# Help with ride up Rabbit Ears Pass



## megmarc (Oct 7, 2005)

Will be in Steamboat Springs over the 4th and want to ride up Rabbit Ears pass. This winter a local told me I would need a triple chain ring to make it all the way. I'm told it's about a 7% grade and 6-7 miles long. I've got a double and could change the cassette a bit but still want to give it a shot. For background I'm 58, in reasonably good shape and ride about 125 miles a week. But I'm from the Midwest and it is really flat here so a 6 mile 7% grade will be new to me. Was he pulling my leg or am I looking at too much for a flatlander. Thanks.


----------



## MerlinAma (Oct 11, 2005)

megmarc said:


> .........This winter a local told me I would need a triple chain ring to make it all the way. I'm told it's about a 7% grade and 6-7 miles long. I've got a double and could change the cassette a bit but still want to give it a shot. For background I'm 58, in reasonably good shape and ride about 125 miles a week. But I'm from the Midwest and it is really flat here so a 6 mile 7% grade will be new to me. Was he pulling my leg or am I looking at too much for a flatlander..


I'll have my 62nd birthday while on my 7th tour in Colorado this summer. First time up Rabbit Ears was 2004 with a 50/34 compact and a 11-25 cassette. Second time was 2007 with a 50/34 compact and a 11-27 cassette.

My mileage is almost identical to yours. I weigh about 165 in the summer.

In my opinion, you don't need a triple. However if you weigh substantially more and ride very casually (slowly) while at home, you should consider it.

I've found riding on the flats in Texas wind more than makes up for lack of mountains to climb.

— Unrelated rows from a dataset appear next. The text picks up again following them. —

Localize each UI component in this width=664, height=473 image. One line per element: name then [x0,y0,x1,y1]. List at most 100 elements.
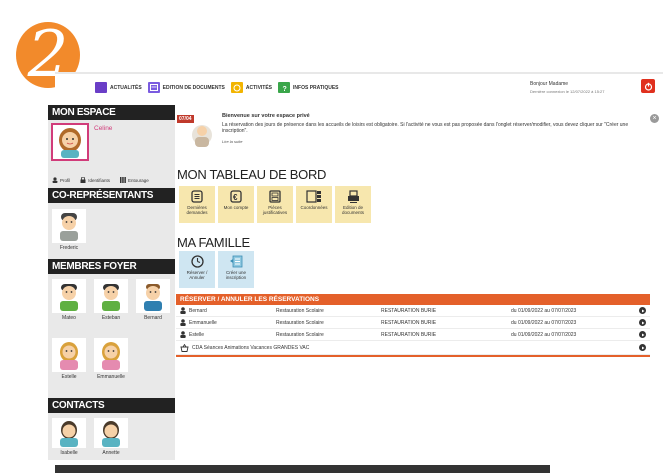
co-representants-list: Frederic [48,203,175,259]
tile-reserver-annuler[interactable]: Réserver / Annuler [179,251,215,288]
row-place: RESTAURATION BURIE [381,307,437,314]
documents-icon [147,82,160,93]
table-row[interactable]: Estelle Restauration Scolaire RESTAURATI… [176,329,650,341]
avatar[interactable] [51,123,89,161]
tile-label: Coordonnées [300,205,328,210]
person-card[interactable]: Mateo [50,279,88,334]
row-name: Estelle [189,331,205,338]
person-name: Frederic [59,245,79,251]
person-name: Estelle [61,374,77,380]
page: 2 Actualités Edition de documents Activi… [0,0,664,473]
nav-infos-pratiques[interactable]: ? Infos pratiques [278,82,339,93]
woman-avatar-icon [60,421,78,447]
tile-label: Réserver / Annuler [186,270,208,280]
row-dates: du 01/09/2022 au 07/07/2023 [511,331,577,338]
person-name: Emmanuelle [97,374,125,380]
person-card[interactable]: Bernard [134,279,172,334]
table-row[interactable]: Emmanuelle Restauration Scolaire RESTAUR… [176,317,650,329]
tile-mon-compte[interactable]: € Mon compte [218,186,254,223]
table-row[interactable]: Bernard Restauration Scolaire RESTAURATI… [176,305,650,317]
membres-foyer-list: Mateo Esteban Bernard Estelle Emmanuelle [48,274,175,398]
form-icon [230,255,243,268]
avatar [52,338,86,372]
person-name: Isabelle [60,450,78,456]
tile-label: Mon compte [223,205,249,210]
contacts-title: CONTACTS [48,398,175,413]
person-card[interactable]: Emmanuelle [92,338,130,393]
person-name: Annette [102,450,120,456]
famille-tiles: Réserver / Annuler Créer une inscription [179,251,254,288]
user-info: Bonjour Madame Dernière connexion le 12/… [530,81,605,95]
play-arrow-icon[interactable] [639,344,646,351]
user-greeting: Bonjour Madame [530,81,569,87]
tile-coordonnees[interactable]: Coordonnées [296,186,332,223]
row-service: Restauration Scolaire [276,331,324,338]
identifiants-button[interactable]: Identifiants [80,177,110,183]
user-name: Celine [94,125,113,132]
bottom-bar [55,465,550,473]
play-arrow-icon[interactable] [639,307,646,314]
logout-button[interactable] [641,79,655,93]
close-button[interactable]: × [650,114,659,123]
entourage-label: Entourage [128,177,149,183]
entourage-icon [120,177,126,183]
tile-creer-inscription[interactable]: Créer une inscription [218,251,254,288]
play-arrow-icon[interactable] [639,319,646,326]
person-card[interactable]: Frederic [50,209,88,255]
man-avatar-icon [144,284,162,311]
tile-pieces-justificatives[interactable]: Pièces justificatives [257,186,293,223]
nav-label: Activités [245,84,273,91]
girl-avatar-icon [60,342,78,370]
read-more-link[interactable]: Lire la suite [222,139,632,146]
avatar [136,279,170,313]
printer-icon [347,190,359,203]
nav-activites[interactable]: Activités [230,82,273,93]
welcome-text: La réservation des jours de présence dan… [222,121,629,135]
table-row[interactable]: CDA Séances Animations Vacances GRANDES … [176,341,650,355]
close-icon: × [652,115,657,122]
person-card[interactable]: Annette [92,418,130,456]
profil-button[interactable]: Profil [52,177,70,183]
nav-label: Infos pratiques [293,84,339,91]
person-icon [180,331,186,338]
male-avatar-icon [60,213,78,241]
membres-foyer-title: MEMBRES FOYER [48,259,175,274]
nav-label: Actualités [110,84,142,91]
play-arrow-icon[interactable] [639,331,646,338]
identifiants-label: Identifiants [88,177,111,183]
credentials-icon [80,177,86,183]
person-icon [180,319,186,326]
reservations-title: RÉSERVER / ANNULER LES RÉSERVATIONS [176,294,650,305]
person-name: Mateo [62,315,76,321]
main-nav: Actualités Edition de documents Activité… [95,82,339,93]
welcome-title: Bienvenue sur votre espace privé [222,113,310,119]
power-icon [644,82,652,91]
nav-actualites[interactable]: Actualités [95,82,142,93]
tile-edition-documents[interactable]: Edition de documents [335,186,371,223]
nav-edition-documents[interactable]: Edition de documents [147,82,225,93]
clock-icon [190,255,204,268]
info-icon: ? [278,82,291,93]
person-name: Bernard [144,315,162,321]
person-name: Esteban [101,315,121,321]
divider [176,355,650,357]
mon-espace-section: Celine [48,120,175,172]
avatar [94,279,128,313]
entourage-button[interactable]: Entourage [120,177,149,183]
person-card[interactable]: Esteban [92,279,130,334]
top-navigation: Actualités Edition de documents Activité… [55,72,663,100]
news-icon [95,82,107,93]
contacts-list: Isabelle Annette [48,413,175,461]
row-name: Bernard [189,307,207,314]
tile-dernieres-demandes[interactable]: Dernières demandes [179,186,215,223]
person-card[interactable]: Estelle [50,338,88,393]
person-card[interactable]: Isabelle [50,418,88,456]
dashboard-tiles: Dernières demandes € Mon compte Pièces j… [179,186,371,223]
boy-avatar-icon [102,284,120,311]
famille-title: MA FAMILLE [177,235,250,250]
person-icon [180,307,186,314]
svg-text:?: ? [283,86,287,92]
requests-icon [191,190,203,203]
row-name: CDA Séances Animations Vacances GRANDES … [192,344,310,351]
avatar [52,418,86,448]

One more thing. If you just ride out of Steamboat and climb the pass, it is much different that climbing a similar pass after 50-80 miles of riding which happens in the summer tours. I just don't think you'll have any problem at all.


----------



## Bocephus Jones II (Oct 7, 2004)

megmarc said:


> Will be in Steamboat Springs over the 4th and want to ride up Rabbit Ears pass. This winter a local told me I would need a triple chain ring to make it all the way. I'm told it's about a 7% grade and 6-7 miles long. I've got a double and could change the cassette a bit but still want to give it a shot. For background I'm 58, in reasonably good shape and ride about 125 miles a week. But I'm from the Midwest and it is really flat here so a 6 mile 7% grade will be new to me. Was he pulling my leg or am I looking at too much for a flatlander. Thanks.


You shouldn't need a triple. I'm 43 and in decent shape, but I don't race or anything. I've ridden both sides (coming from Steamboat is steeper). My lowest gear is a 39x26. There is a false summit that is a bit demoralizing, but it's really not all that bad of a climb.


----------



## megmarc (Oct 7, 2005)

Thanks guys. That is exactly what I needed and wanted to hear. Thanks for the advice and the cassette info. That helps a bunch. Looking forward to it.


----------